Некоторые из нас – Луконин, Слуцкий – до конца остались верны системе «одноразового стиха».
Тогда мы искали учителя по своему довоенному вкусу. Именно поэтому молодые ифлийские стихотворцы осенью 1938 года пришли к Сельвинскому. Он принял нас ласково, выслушал стихи. Троих – Когана, Наровчатова и меня – признал поэтами и взял в ученики.
Я уже описывал восторженное состояние, в котором находились мы трое, выйдя в ночной Лаврушинский после «рукоположения в поэты».
По приглашению Ильи Львовича стали мы посещать семинар молодых поэтов при тогдашнем Гослите. Там постепенно собрались чуть не все литературные абитуриенты Москвы. Их было много – человек двадцать пять. Тогда еще повальная жажда стихописания не овладела массами.
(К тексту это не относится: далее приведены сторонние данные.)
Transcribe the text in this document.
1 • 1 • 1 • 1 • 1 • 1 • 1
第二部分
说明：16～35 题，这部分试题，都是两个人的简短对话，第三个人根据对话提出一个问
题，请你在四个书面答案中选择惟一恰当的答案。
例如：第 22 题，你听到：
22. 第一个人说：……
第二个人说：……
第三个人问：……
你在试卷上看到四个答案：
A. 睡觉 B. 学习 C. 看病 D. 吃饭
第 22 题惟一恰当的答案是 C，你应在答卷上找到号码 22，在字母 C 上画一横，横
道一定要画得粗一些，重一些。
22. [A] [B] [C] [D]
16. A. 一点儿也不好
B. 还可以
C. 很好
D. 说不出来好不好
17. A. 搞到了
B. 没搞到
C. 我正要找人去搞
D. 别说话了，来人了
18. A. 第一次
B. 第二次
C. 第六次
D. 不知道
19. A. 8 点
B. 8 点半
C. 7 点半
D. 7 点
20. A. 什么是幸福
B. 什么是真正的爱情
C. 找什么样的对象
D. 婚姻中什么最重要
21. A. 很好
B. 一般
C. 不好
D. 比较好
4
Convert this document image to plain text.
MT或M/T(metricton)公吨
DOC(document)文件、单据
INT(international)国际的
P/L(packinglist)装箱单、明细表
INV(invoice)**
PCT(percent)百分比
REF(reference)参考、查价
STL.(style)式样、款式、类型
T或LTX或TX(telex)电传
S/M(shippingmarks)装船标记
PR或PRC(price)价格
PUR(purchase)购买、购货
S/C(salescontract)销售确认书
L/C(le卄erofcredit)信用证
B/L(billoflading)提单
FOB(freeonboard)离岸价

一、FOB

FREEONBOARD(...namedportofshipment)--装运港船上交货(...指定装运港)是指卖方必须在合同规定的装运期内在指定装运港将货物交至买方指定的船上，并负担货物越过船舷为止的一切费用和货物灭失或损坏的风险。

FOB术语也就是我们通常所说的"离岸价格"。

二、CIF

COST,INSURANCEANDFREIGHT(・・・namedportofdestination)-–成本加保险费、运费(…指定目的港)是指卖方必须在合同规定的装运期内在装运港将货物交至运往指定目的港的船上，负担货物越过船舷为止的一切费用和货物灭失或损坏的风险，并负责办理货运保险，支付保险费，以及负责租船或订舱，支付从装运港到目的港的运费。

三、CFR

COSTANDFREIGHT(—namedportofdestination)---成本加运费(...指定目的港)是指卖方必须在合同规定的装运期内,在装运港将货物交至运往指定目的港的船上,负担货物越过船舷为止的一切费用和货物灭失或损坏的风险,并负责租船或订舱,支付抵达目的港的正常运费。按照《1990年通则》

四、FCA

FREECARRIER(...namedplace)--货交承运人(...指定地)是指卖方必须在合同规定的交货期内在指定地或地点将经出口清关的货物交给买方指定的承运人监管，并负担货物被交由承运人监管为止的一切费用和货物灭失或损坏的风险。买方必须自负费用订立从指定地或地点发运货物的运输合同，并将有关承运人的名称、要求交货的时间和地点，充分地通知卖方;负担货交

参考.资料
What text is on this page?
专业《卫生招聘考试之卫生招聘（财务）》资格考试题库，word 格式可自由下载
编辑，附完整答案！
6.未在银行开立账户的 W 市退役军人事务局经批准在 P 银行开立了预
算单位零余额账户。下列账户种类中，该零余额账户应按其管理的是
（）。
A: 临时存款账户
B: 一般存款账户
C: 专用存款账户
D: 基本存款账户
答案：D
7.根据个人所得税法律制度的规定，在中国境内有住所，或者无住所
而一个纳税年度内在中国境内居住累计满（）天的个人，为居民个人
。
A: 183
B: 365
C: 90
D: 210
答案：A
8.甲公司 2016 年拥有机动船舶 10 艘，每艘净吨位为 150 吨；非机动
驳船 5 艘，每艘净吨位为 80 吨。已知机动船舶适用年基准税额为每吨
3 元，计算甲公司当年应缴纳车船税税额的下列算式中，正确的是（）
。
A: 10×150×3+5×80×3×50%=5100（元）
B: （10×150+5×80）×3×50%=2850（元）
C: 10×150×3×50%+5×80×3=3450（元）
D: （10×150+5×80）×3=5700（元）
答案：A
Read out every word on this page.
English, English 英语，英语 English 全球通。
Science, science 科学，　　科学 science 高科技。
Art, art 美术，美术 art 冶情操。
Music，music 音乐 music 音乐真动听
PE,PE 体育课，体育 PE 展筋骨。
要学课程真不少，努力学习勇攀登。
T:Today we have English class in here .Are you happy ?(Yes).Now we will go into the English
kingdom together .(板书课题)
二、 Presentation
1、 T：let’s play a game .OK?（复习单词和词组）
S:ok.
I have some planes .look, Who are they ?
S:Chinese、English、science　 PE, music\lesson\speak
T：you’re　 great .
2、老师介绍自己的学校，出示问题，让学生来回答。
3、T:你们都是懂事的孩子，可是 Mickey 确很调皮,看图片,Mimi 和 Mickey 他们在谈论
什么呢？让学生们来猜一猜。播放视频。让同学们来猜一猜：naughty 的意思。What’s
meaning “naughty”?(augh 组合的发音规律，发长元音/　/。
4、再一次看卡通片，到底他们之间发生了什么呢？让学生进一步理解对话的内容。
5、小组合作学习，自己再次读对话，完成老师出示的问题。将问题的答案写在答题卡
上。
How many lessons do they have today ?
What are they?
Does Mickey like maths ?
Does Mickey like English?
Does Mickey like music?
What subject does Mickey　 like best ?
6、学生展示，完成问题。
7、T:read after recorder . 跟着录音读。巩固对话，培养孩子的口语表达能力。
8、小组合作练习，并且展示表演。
Илья Львович был среднего роста, широкоплечий, с темными, слегка волнистыми волосами. Часто ходил в брюках гольф. Поперечные складки на лбу и грозные очки придавали его лицу вид суровости. Но это впечатление мгновенно рассеивалось, когда Сельвинский смеялся или улыбался своей добродушной улыбкой.
Он умел и гневаться, главным образом на своих литературных противников, но их козням мог противопоставить только этот благородный гнев.
Сельвинский был в расцвете молодости, сил, мастерства. Нам он казался человеком пожилым, а ему было всего сорок лет. В наше время сорокалетние литераторы числят себя в молодых и не стыдятся щеголять в коротких штанишках.